Platone, Le leggi 742

Πρὸς τούτοις δ' ἔτι νόμος ἕπεται πᾶσι τούτοις, μηδ'ἐξεῖναι χρυσὸν μηδὲ ἄργυρον κεκτῆσθαι μηδένα μηδενὶ ἰδιώτῃ, νόμισμα δὲ ἕνεκα ἀλλαγῆς τῆς...

A tutte queste regole segue inoltre la legge secondo cui non è possibile ad alcun privato cittadino possedere oro o argento, ma solo la moneta per gli scambi giornalieri che sono necessaro agli artigiani e a tutti coloro che svolgono simili mansioni e devono pagare lo stipendio ai salariati, schiavi e stranieri.
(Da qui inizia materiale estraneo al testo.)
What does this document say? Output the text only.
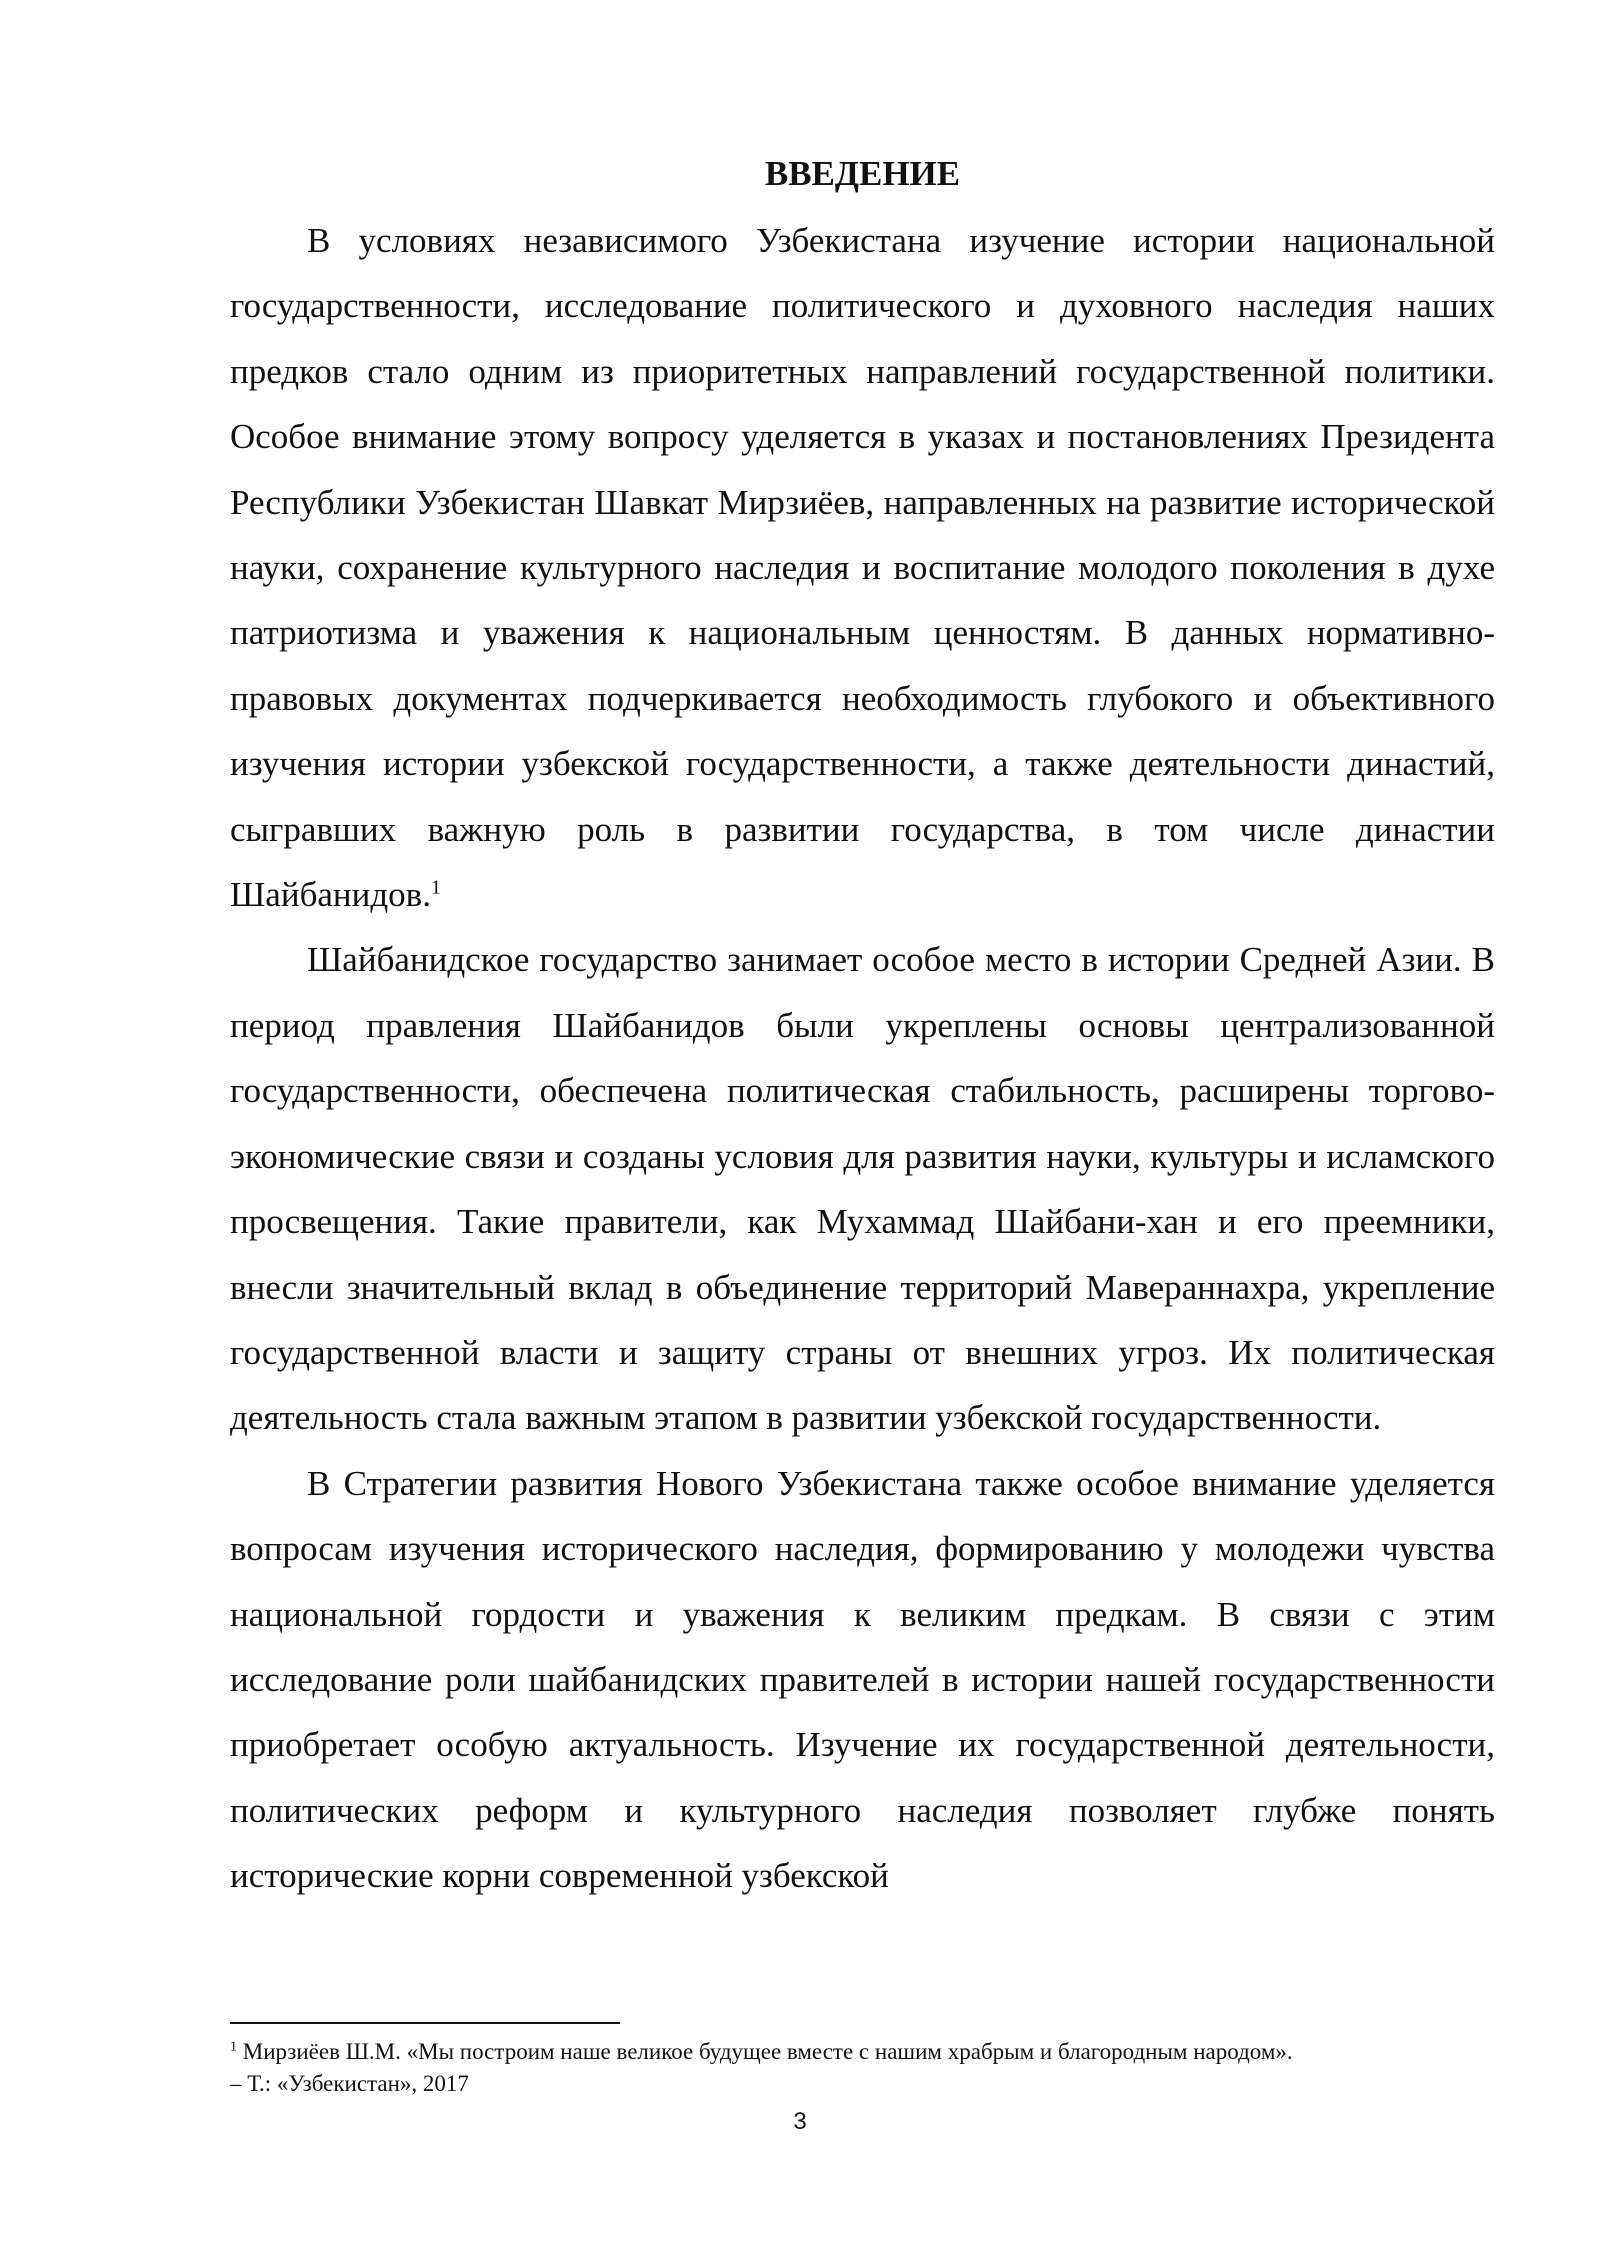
ВВЕДЕНИЕ

В условиях независимого Узбекистана изучение истории национальной государственности, исследование политического и духовного наследия наших предков стало одним из приоритетных направлений государственной политики. Особое внимание этому вопросу уделяется в указах и постановлениях Президента Республики Узбекистан Шавкат Мирзиёев, направленных на развитие исторической науки, сохранение культурного наследия и воспитание молодого поколения в духе патриотизма и уважения к национальным ценностям. В данных нормативно-правовых документах подчеркивается необходимость глубокого и объективного изучения истории узбекской государственности, а также деятельности династий, сыгравших важную роль в развитии государства, в том числе династии Шайбанидов.$^1$

Шайбанидское государство занимает особое место в истории Средней Азии. В период правления Шайбанидов были укреплены основы централизованной государственности, обеспечена политическая стабильность, расширены торгово-экономические связи и созданы условия для развития науки, культуры и исламского просвещения. Такие правители, как Мухаммад Шайбани-хан и его преемники, внесли значительный вклад в объединение территорий Мавераннахра, укрепление государственной власти и защиту страны от внешних угроз. Их политическая деятельность стала важным этапом в развитии узбекской государственности.

В Стратегии развития Нового Узбекистана также особое внимание уделяется вопросам изучения исторического наследия, формированию у молодежи чувства национальной гордости и уважения к великим предкам. В связи с этим исследование роли шайбанидских правителей в истории нашей государственности приобретает особую актуальность. Изучение их государственной деятельности, политических реформ и культурного наследия позволяет глубже понять исторические корни современной узбекской

$^1$ Мирзиёев Ш.М. «Мы построим наше великое будущее вместе с нашим храбрым и благородным народом».
– Т.: «Узбекистан», 2017

3
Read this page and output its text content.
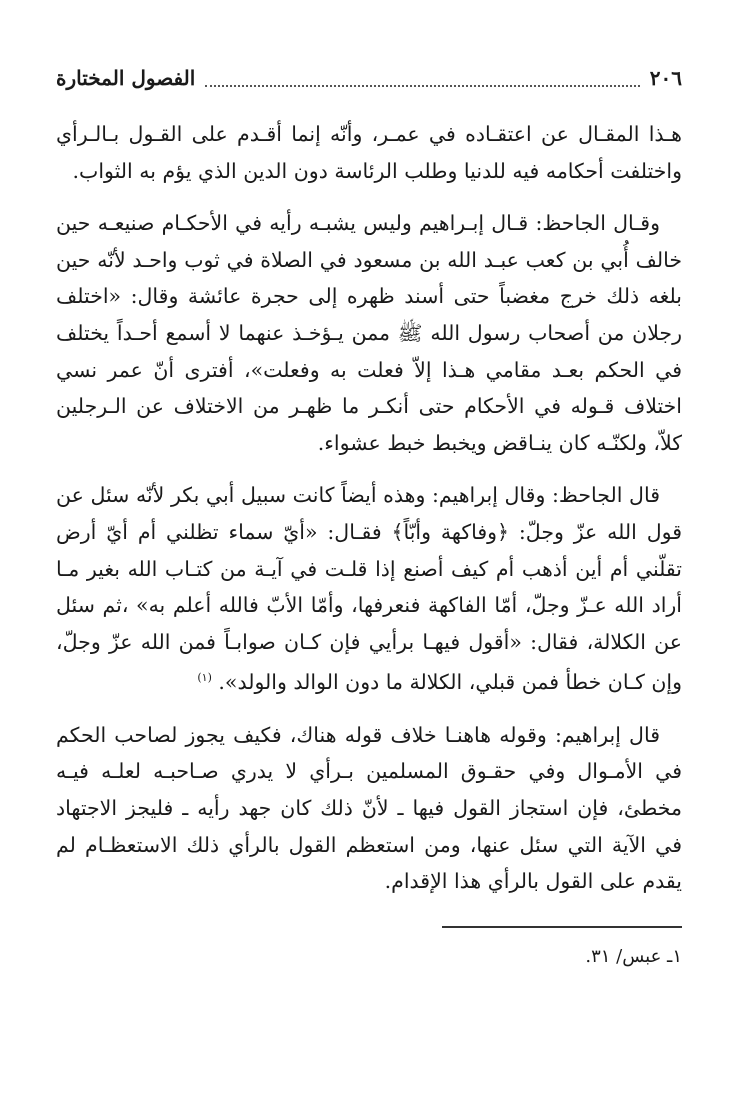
٢٠٦
الفصول المختارة

هـذا المقـال عن اعتقـاده في عمـر، وأنّه إنما أقـدم على القـول بـالـرأي واختلفت أحكامه فيه للدنيا وطلب الرئاسة دون الدين الذي يؤم به الثواب.

وقـال الجاحظ: قـال إبـراهيم وليس يشبـه رأيه في الأحكـام صنيعـه حين خالف أُبي بن كعب عبـد الله بن مسعود في الصلاة في ثوب واحـد لأنّه حين بلغه ذلك خرج مغضباً حتى أسند ظهره إلى حجرة عائشة وقال: «اختلف رجلان من أصحاب رسول الله ﷺ ممن يـؤخـذ عنهما لا أسمع أحـداً يختلف في الحكم بعـد مقامي هـذا إلاّ فعلت به وفعلت»، أفترى أنّ عمر نسي اختلاف قـوله في الأحكام حتى أنكـر ما ظهـر من الاختلاف عن الـرجلين كلاّ، ولكنّـه كان ينـاقض ويخبط خبط عشواء.

قال الجاحظ: وقال إبراهيم: وهذه أيضاً كانت سبيل أبي بكر لأنّه سئل عن قول الله عزّ وجلّ: ﴿وفاكهة وأبّاً﴾ فقـال: «أيّ سماء تظلني أم أيّ أرض تقلّني أم أين أذهب أم كيف أصنع إذا قلـت في آيـة من كتـاب الله بغير مـا أراد الله عـزّ وجلّ، أمّا الفاكهة فنعرفها، وأمّا الأبّ فالله أعلم به» ،ثم سئل عن الكلالة، فقال: «أقول فيهـا برأيي فإن كـان صوابـاً فمن الله عزّ وجلّ، وإن كـان خطأ فمن قبلي، الكلالة ما دون الوالد والولد». $^{(١)}$

قال إبراهيم: وقوله هاهنـا خلاف قوله هناك، فكيف يجوز لصاحب الحكم في الأمـوال وفي حقـوق المسلمين بـرأي لا يدري صـاحبـه لعلـه فيـه مخطئ، فإن استجاز القول فيها ـ لأنّ ذلك كان جهد رأيه ـ فليجز الاجتهاد في الآية التي سئل عنها، ومن استعظم القول بالرأي ذلك الاستعظـام لم يقدم على القول بالرأي هذا الإقدام.

١ـ عبس/ ٣١.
Per questi motivi diciamo...

Se un privato cittadino ha bisogno dì recarsi all'estero, si rechi pure, sempre che abbia il permesso dei magistrati, e se, tornando a casa abbia ancora con sé danaro straniero, lo versi allo stato cambiandolo con valuta locale: e se risulta che qualcuno se ne è appropriato, gli venga confiscato, e chi è a conoscenza del fatto, ma non lo denuncia, sia sottoposto alla maledizione e all'oltraggio insieme al colpevole, ed inoltre ad una multa non minore della quantità di danaro straniero che aveva importato. Chi prende moglie o sposerà la figlia non dia né riceva affatto dote di alcun genere; nessuno poi depositi danaro presso una persona che non sia di sua fiducia, né presti danaro ad interesse, poiché è consentito a chi ha ricevuto il prestito non pagare gli interessi né restituire il capitale.